Campbell sees his role as project manager as one where his primary responsibility is making sure he’s doing all he can to assist his team in achieving their goals. He says his team has good morals, good relationships and good leaders, and they communicate instead of keeping people in the dark.
“What I try to do is stop roadblocks and help them be successful; I try to create paths to help them move forward,” Campbell said. “We all have a role to play in a project, and mine is to help my team as much as I can.”
But sometimes, no matter how much pre-planning is done, roadblocks do come up, and that’s when Campbell and his team have to pivot and make changes to the scope of work on the fly. Sometimes those changes require a significant amount of adjustment, so Campbell and his team do what they do best: They plan.
“We make a plan to respond to any change that arises,” he said. “We don’t just start. We don’t just talk about it. We take the time to make a plan and agree on it. That way everyone knows exactly what they need to do. Communication is one of the most important tools we have to be successful. If we don’t communicate, we don’t succeed.”
One example the company cites to illustrate the ability of its people to think and react in real time emerged during a project where a steam generator shell ruptured at an ammonia plant. AltairStrickland’s team began planning for repairs immediately, but they soon realized the exchanger was located under a floor. To dismantle and replace the floor would be too time- and cost-consuming. So instead, the team fabricated a one-of-a-kind machine mover at the site and slid the heat exchanger out a side wall located nearby. No piping had to be cut and the floor remained intact. Impressively, the plant was back at full production capacity in just 12 days.

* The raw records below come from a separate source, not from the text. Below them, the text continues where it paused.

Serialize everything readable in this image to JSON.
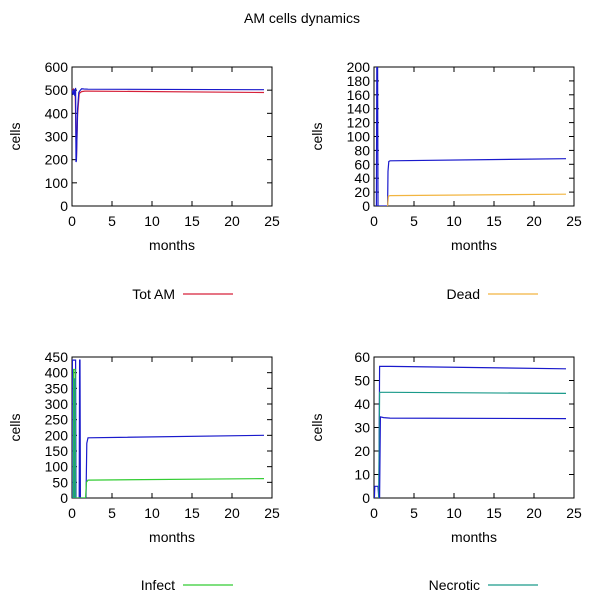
{
  "title": "AM cells  dynamics",
  "chart_data": [
    {
      "type": "line",
      "title": "",
      "xlabel": "months",
      "ylabel": "cells",
      "xlim": [
        0,
        25
      ],
      "ylim": [
        0,
        600
      ],
      "xticks": [
        0,
        5,
        10,
        15,
        20,
        25
      ],
      "yticks": [
        0,
        100,
        200,
        300,
        400,
        500,
        600
      ],
      "grid": false,
      "legend": "below",
      "legend_label": "Tot AM",
      "legend_color": "#d6213a",
      "series": [
        {
          "color": "#d6213a",
          "x": [
            0,
            0.2,
            0.4,
            0.55,
            0.7,
            0.9,
            1.2,
            1.6,
            2,
            24
          ],
          "y": [
            498,
            505,
            490,
            200,
            395,
            485,
            494,
            496,
            496,
            490
          ]
        },
        {
          "color": "#1a1acc",
          "x": [
            0,
            0.15,
            0.25,
            0.35,
            0.45,
            0.5,
            0.55,
            0.7,
            0.85,
            1.0,
            1.2,
            1.5,
            2,
            24
          ],
          "y": [
            500,
            480,
            505,
            475,
            510,
            190,
            195,
            420,
            490,
            498,
            506,
            505,
            504,
            502
          ]
        }
      ]
    },
    {
      "type": "line",
      "title": "",
      "xlabel": "months",
      "ylabel": "cells",
      "xlim": [
        0,
        25
      ],
      "ylim": [
        0,
        200
      ],
      "xticks": [
        0,
        5,
        10,
        15,
        20,
        25
      ],
      "yticks": [
        0,
        20,
        40,
        60,
        80,
        100,
        120,
        140,
        160,
        180,
        200
      ],
      "grid": false,
      "legend": "below",
      "legend_label": "Dead",
      "legend_color": "#f2b540",
      "series": [
        {
          "color": "#1a1acc",
          "x": [
            0.3,
            0.35,
            0.45,
            0.5,
            1.7,
            1.75,
            1.85,
            2.0,
            24
          ],
          "y": [
            0,
            200,
            200,
            0,
            0,
            50,
            64,
            65,
            68
          ]
        },
        {
          "color": "#f2b540",
          "x": [
            1.7,
            1.8,
            2.0,
            24
          ],
          "y": [
            0,
            14,
            15,
            17
          ]
        }
      ]
    },
    {
      "type": "line",
      "title": "",
      "xlabel": "months",
      "ylabel": "cells",
      "xlim": [
        0,
        25
      ],
      "ylim": [
        0,
        450
      ],
      "xticks": [
        0,
        5,
        10,
        15,
        20,
        25
      ],
      "yticks": [
        0,
        50,
        100,
        150,
        200,
        250,
        300,
        350,
        400,
        450
      ],
      "grid": false,
      "legend": "below",
      "legend_label": "Infect",
      "legend_color": "#33cc33",
      "series": [
        {
          "color": "#1a1acc",
          "x": [
            0,
            0.05,
            0.1,
            0.45,
            0.5,
            0.9,
            0.95,
            1.0,
            1.05,
            1.75,
            1.85,
            2.0,
            24
          ],
          "y": [
            0,
            440,
            440,
            440,
            0,
            0,
            440,
            440,
            0,
            0,
            175,
            192,
            200
          ]
        },
        {
          "color": "#33cc33",
          "x": [
            0.15,
            0.2,
            0.4,
            0.45,
            1.7,
            1.8,
            2.0,
            24
          ],
          "y": [
            0,
            410,
            410,
            0,
            0,
            50,
            57,
            62
          ]
        },
        {
          "color": "#1a9a8a",
          "x": [
            0.25,
            0.3,
            0.35,
            0.4
          ],
          "y": [
            0,
            380,
            380,
            0
          ]
        }
      ]
    },
    {
      "type": "line",
      "title": "",
      "xlabel": "months",
      "ylabel": "cells",
      "xlim": [
        0,
        25
      ],
      "ylim": [
        0,
        60
      ],
      "xticks": [
        0,
        5,
        10,
        15,
        20,
        25
      ],
      "yticks": [
        0,
        10,
        20,
        30,
        40,
        50,
        60
      ],
      "grid": false,
      "legend": "below",
      "legend_label": "Necrotic",
      "legend_color": "#1a9a8a",
      "series": [
        {
          "color": "#1a1acc",
          "x": [
            0.05,
            0.1,
            0.5,
            0.6,
            0.7,
            1.2,
            2,
            24
          ],
          "y": [
            0,
            5,
            5,
            0,
            56,
            56,
            56,
            55
          ]
        },
        {
          "color": "#1a9a8a",
          "x": [
            0.6,
            0.7,
            1.2,
            2,
            24
          ],
          "y": [
            0,
            45,
            45,
            45,
            44.5
          ]
        },
        {
          "color": "#1a1acc",
          "x": [
            0.7,
            0.8,
            1.2,
            2,
            24
          ],
          "y": [
            0,
            34.5,
            34.2,
            34,
            33.8
          ]
        }
      ]
    }
  ]
}
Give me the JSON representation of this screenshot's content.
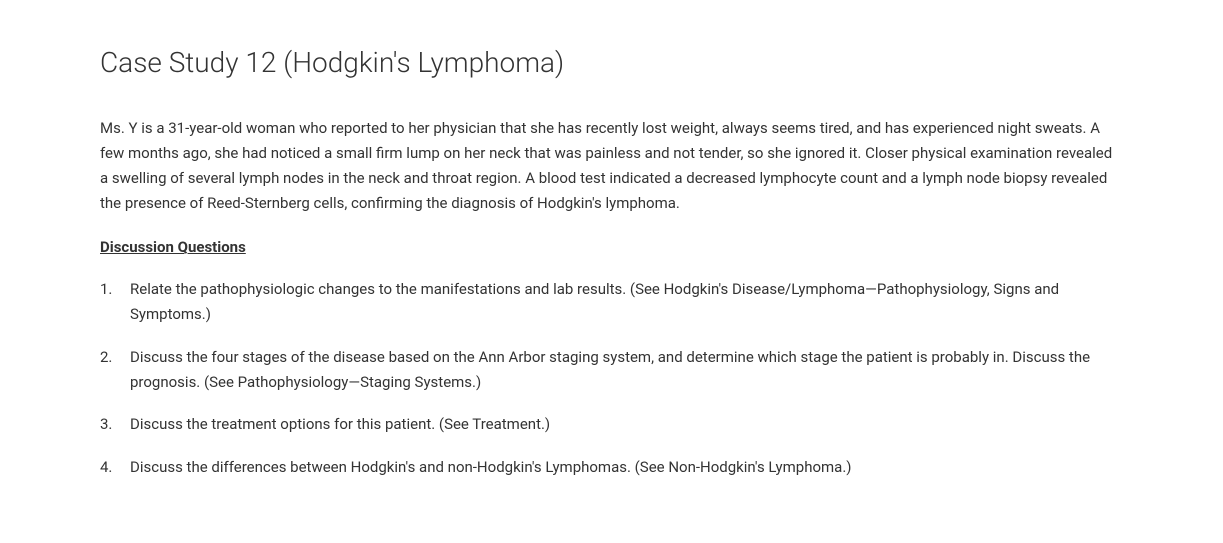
{
  "title": "Case Study 12 (Hodgkin's Lymphoma)",
  "case_paragraph": "Ms. Y is a 31-year-old woman who reported to her physician that she has recently lost weight, always seems tired, and has experienced night sweats. A few months ago, she had noticed a small firm lump on her neck that was painless and not tender, so she ignored it. Closer physical examination revealed a swelling of several lymph nodes in the neck and throat region. A blood test indicated a decreased lymphocyte count and a lymph node biopsy revealed the presence of Reed-Sternberg cells, confirming the diagnosis of Hodgkin's lymphoma.",
  "discussion_heading": "Discussion Questions",
  "questions": [
    {
      "number": "1.",
      "text": "Relate the pathophysiologic changes to the manifestations and lab results. (See Hodgkin's Disease/Lymphoma—Pathophysiology, Signs and Symptoms.)"
    },
    {
      "number": "2.",
      "text": "Discuss the four stages of the disease based on the Ann Arbor staging system, and determine which stage the patient is probably in. Discuss the prognosis. (See Pathophysiology—Staging Systems.)"
    },
    {
      "number": "3.",
      "text": "Discuss the treatment options for this patient. (See Treatment.)"
    },
    {
      "number": "4.",
      "text": "Discuss the differences between Hodgkin's and non-Hodgkin's Lymphomas. (See Non-Hodgkin's Lymphoma.)"
    }
  ],
  "style": {
    "background_color": "#ffffff",
    "text_color": "#333333",
    "title_fontsize": 28,
    "title_fontweight": 300,
    "body_fontsize": 15,
    "heading_fontweight": 700,
    "font_family": "Segoe UI"
  }
}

It’s this ability to think creatively and quickly, to see problems as opportunities and to innovate solutions, that keeps AltairStrickland at the cutting edge of turnaround work. It’s the team’s unique approach of addressing constructability issues at the beginning of a project by participating in the early planning stages with clients that often results in safer, more cost-effective turnarounds. However, there’s one other benefit of taking such a unique, progressive approach to the turnaround business: It results in happy, satisfied clients who want to ask them back again and again, clients who depend on AltairStrickland to help manage their turnarounds, no matter how complicated, from concept to completion.